Au-delà des conséquences dramatiques pour la fertilité masculine à long terme, il faut également s'inquiéter du fait qu'une faible concentration de spermatozoïdes est généralement associée à divers problème de santé, comme un risque accru de développer un cancer des testicules, des maladies cardio-vasculaires, et une mort prématurée. En fait, entre 1977 et 2010, les hommes ayant une faible concentration de spermatozoïdes (moins de 15 millions/mL) avaient un risque 50% plus élevé d'être hospitalisés pour des raisons médicales que les hommes dont la concentration de spermatozoïdes était supérieure à 40 millions/mL, selon une étude publiée dans l'American Journal of Epidemiology en mai.
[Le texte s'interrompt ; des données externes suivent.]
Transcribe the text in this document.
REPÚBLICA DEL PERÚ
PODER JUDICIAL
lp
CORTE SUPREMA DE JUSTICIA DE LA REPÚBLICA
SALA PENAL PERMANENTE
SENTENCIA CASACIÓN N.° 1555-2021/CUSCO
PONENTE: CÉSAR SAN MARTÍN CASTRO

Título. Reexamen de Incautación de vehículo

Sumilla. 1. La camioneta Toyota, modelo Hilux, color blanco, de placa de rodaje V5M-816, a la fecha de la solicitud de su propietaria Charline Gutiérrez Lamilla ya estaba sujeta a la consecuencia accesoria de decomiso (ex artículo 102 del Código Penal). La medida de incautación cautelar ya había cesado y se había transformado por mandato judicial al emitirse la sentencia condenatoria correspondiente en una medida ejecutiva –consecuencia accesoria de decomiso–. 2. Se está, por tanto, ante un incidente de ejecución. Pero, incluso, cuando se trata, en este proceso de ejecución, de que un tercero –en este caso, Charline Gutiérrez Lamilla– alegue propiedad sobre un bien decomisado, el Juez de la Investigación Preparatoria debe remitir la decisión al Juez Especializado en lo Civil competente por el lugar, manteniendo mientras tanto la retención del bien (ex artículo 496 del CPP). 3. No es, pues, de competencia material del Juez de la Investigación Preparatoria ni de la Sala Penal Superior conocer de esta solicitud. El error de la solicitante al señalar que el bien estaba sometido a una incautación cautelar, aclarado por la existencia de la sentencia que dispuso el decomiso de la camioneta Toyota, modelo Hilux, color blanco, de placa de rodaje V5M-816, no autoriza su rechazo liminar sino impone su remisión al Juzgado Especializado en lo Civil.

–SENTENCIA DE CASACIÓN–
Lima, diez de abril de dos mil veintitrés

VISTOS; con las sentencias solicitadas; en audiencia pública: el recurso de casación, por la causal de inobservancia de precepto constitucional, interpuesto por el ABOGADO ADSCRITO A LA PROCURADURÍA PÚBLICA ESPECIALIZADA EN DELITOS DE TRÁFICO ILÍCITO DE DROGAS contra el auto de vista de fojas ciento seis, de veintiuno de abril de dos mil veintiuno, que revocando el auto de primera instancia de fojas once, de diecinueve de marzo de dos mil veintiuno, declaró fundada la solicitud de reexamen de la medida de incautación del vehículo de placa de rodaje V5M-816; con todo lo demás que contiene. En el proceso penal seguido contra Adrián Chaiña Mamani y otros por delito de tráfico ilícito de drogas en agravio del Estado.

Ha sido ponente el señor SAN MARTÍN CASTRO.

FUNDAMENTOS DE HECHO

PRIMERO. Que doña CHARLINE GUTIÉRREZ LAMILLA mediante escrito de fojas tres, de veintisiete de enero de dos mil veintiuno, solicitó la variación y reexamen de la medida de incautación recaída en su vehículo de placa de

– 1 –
Même si l'étude actuelle n'examine pas les causes possibles de la baisse du nombre de spermatozoïdes, elle note des liens entre baisse de la fertilité et facteurs environnementaux. Ainsi, l'exposition aux produits chimiques, le tabagisme, l'obésité, le stress sont associés à une faible concentration de spermatozoïdes dans la population. "Nous avons de fortes raisons de penser que les perturbateurs endocriniens et l'exposition aux pesticides jouent un rôle important dans ce phénomène", souligne Levine. "Au cours des dernières décennies, les hommes et les femmes ont été exposés à des produits chimiques auxquels l'humanité n'avait jamais été exposée auparavant."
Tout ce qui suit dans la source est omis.